Ainsi, il est possible de serrer d’assez près la signification de la mélodie instrumentale. On y parvient en regardant non seulement le mouvement et le rythme, mais encore les changements que présentent, les variétés que produisent la tonalité et la modalité, les contrastes que font éclater les chocs entre les modes, entre les accords. L’étude de ces effets, dont l’impression sur l’âme est parfois si particulière, n’a pas encore été poussée assez loin. Quant aux modes, nous n’en avons que deux, le majeur et le mineur.

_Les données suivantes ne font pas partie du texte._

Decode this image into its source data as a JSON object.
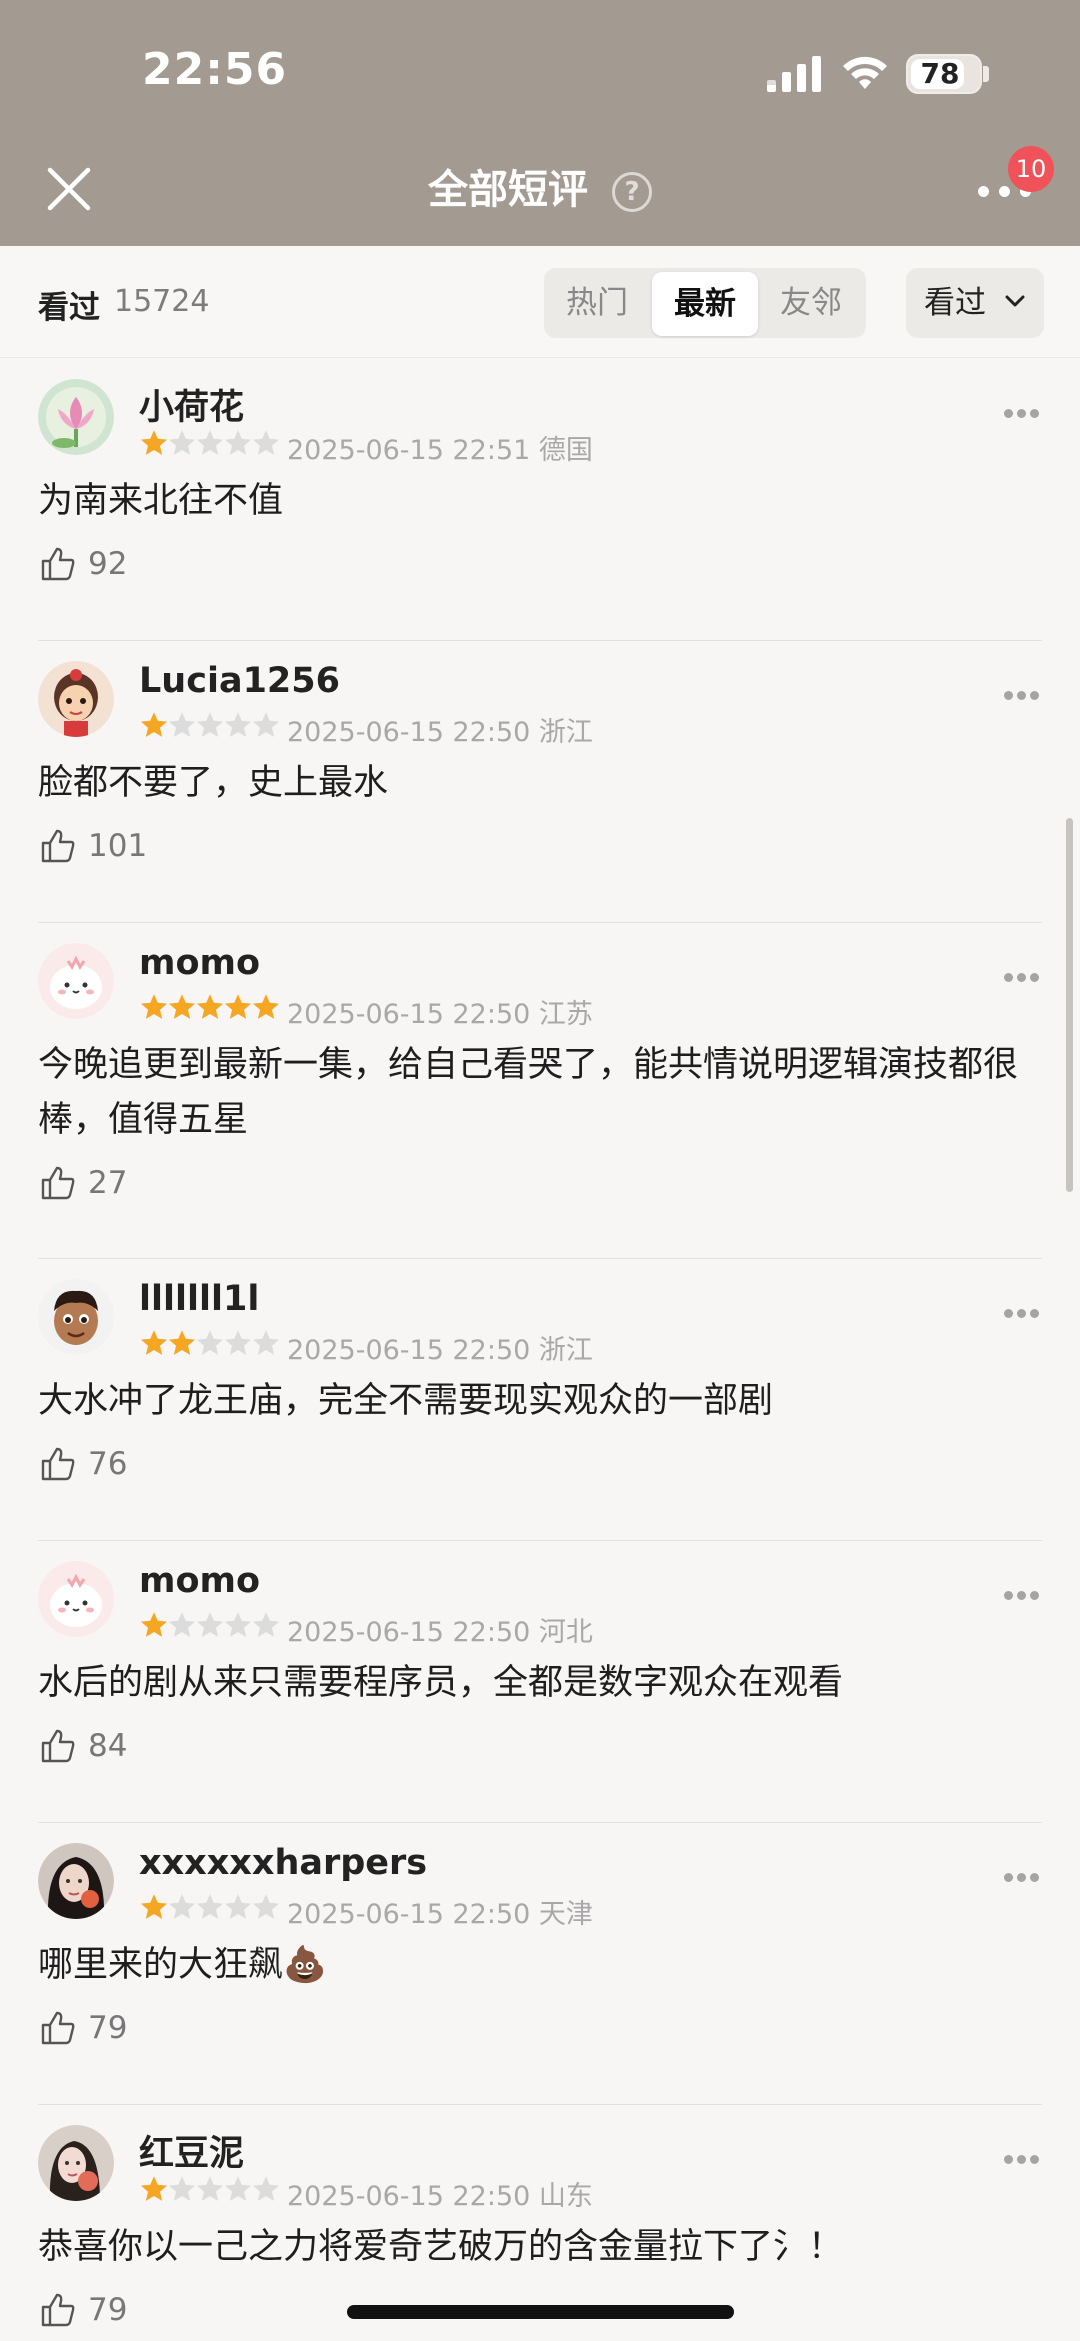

C’est une pauvreté incontestable. Ceux qui savent combien en offrait la musique grecque, s’étonnent moins du grand nombre de sentiments qu’elle semble avoir exprimés. Mais, même avec nos deux seuls modes, les maîtres obtiennent des transitions, des oppositions que les critiques habiles savent saisir et montrer. La tonalité, la modulation, l’usage de certains accords caractérisent la phrase, lui donnent plus de précision. Berlioz parle clairement, il appuie son commentaire sur des raisons solides dans ce passage sur la terminaison de l’andante de la symphonie en la : « Cette exclamation plaintive, par laquelle l’andante commence et finit, est produite par un accord (celui de sixte et quarte) qui tend toujours à se résoudre sur un autre, et dont le sens harmonique incomplet est le seul qui pût permettre de finir, en laissant l’auditeur dans le vague et en augmentant l’impression de tristesse rêveuse où tout ce qui précède a dû nécessairement le plonger[1]. »

Il serait indispensable, au point où l’art musical est parvenu, d’approfondir psychologiquement la force expressive distincte de chaque ton, de chaque mode. Les compositions seraient mieux raisonnées et plus

  1. À travers chants, p. 47, édit. citée.